One thing we missed (would love ;) ) was a package manager which has the following features

  1. SemVer Packages and Package Manager tracks API changes and suggests (enforces) version number for the releases. Major, Minor or PATCH Release.
  2. Package Manager which will automatically keep packages used in the project up to date. "Patch" and "Minor" releases automatically upgraded.

    For example a previous "Minor" or "Patch" release cannot be installed... only the latest version will be installed. This will also make list of releases limited to the latest version. There wont be 1.0.1, 1.1.0, 1.0.2, 1.0.3, 1.1.1, 1.1.2, 1.1.3 etc... there will be only 1.1.3

    We can merge the minor releases's release notes so that people know the full history of changes.

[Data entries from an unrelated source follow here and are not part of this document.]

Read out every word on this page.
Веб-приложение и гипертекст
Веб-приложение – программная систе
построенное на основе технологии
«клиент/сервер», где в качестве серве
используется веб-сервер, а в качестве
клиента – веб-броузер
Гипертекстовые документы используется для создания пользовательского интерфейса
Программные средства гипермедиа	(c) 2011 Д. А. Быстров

  3. If a "Major Version" is released and current version used is older than say a month then a warning about the availability of latest version of the package(s) during project build.
  4. Auto safe upgrade (Minor and Patch releases) dependencies of packages used.
  5. JavaScript FFI code review: We can build community guidelines for writing good quality FFI code in packages, may be people can review the code and comment on it and rate the package as "Safe" / "UnSafe" etc so that developers have an idea when they try to use the packages and it will benefit the whole community. "Review Per Release" and review required only when there is FFI code and also there are changes in FFI code across releases. When using unsafe packages developers should get warning messages when they try to install the packages and also every time they build their projects.
  6. Before the package can be published, package should build successfully and should have no warnings.

    The above will really help developers keep reliability of their projects high up...

Also a few bonus points would be

  1. Package Manager which can Mirror the Packages a. So that we can cache the packages locally b. Reliability will be higher even when the package manager site goes down c. People can host their own Mirrors / reducing load on the main package manager site. d. We won't have to depend on github package repository or tags / releases, instead once published they are always available and people can't pull down the packages unless required by law or just generally good for the community.
  2. Recommended Packages Packages which comply with Community Guidelines, has better test coverage, Simple API, better documentation those packages can be "Recommended Packages" and we can tag packages as appropriate "Needs Better Documentation", "Needs more tests" etc so that it motivates Package Developers to keep the quality of the packages higher and also more people can collaborate.
paf31 commented 8 years ago

Hi @sudhirvkumar, thanks for the detailed message, and I'm glad to hear you've decided to use PureScript. I think lots of us would love to have a proper package manager with the features you described, but right now it's waiting on someone to own the project. I don't have time to work on it right now, but I'd be happy to help out with things like enforced semver by adding the appropriate things to the type checker.

rvion commented 8 years ago

@sudhirvkumar there is also relevant discussions here : https://github.com/purescript/purescript/issues/631

paf31 commented 8 years ago

This is being tracked in the compiler repo again.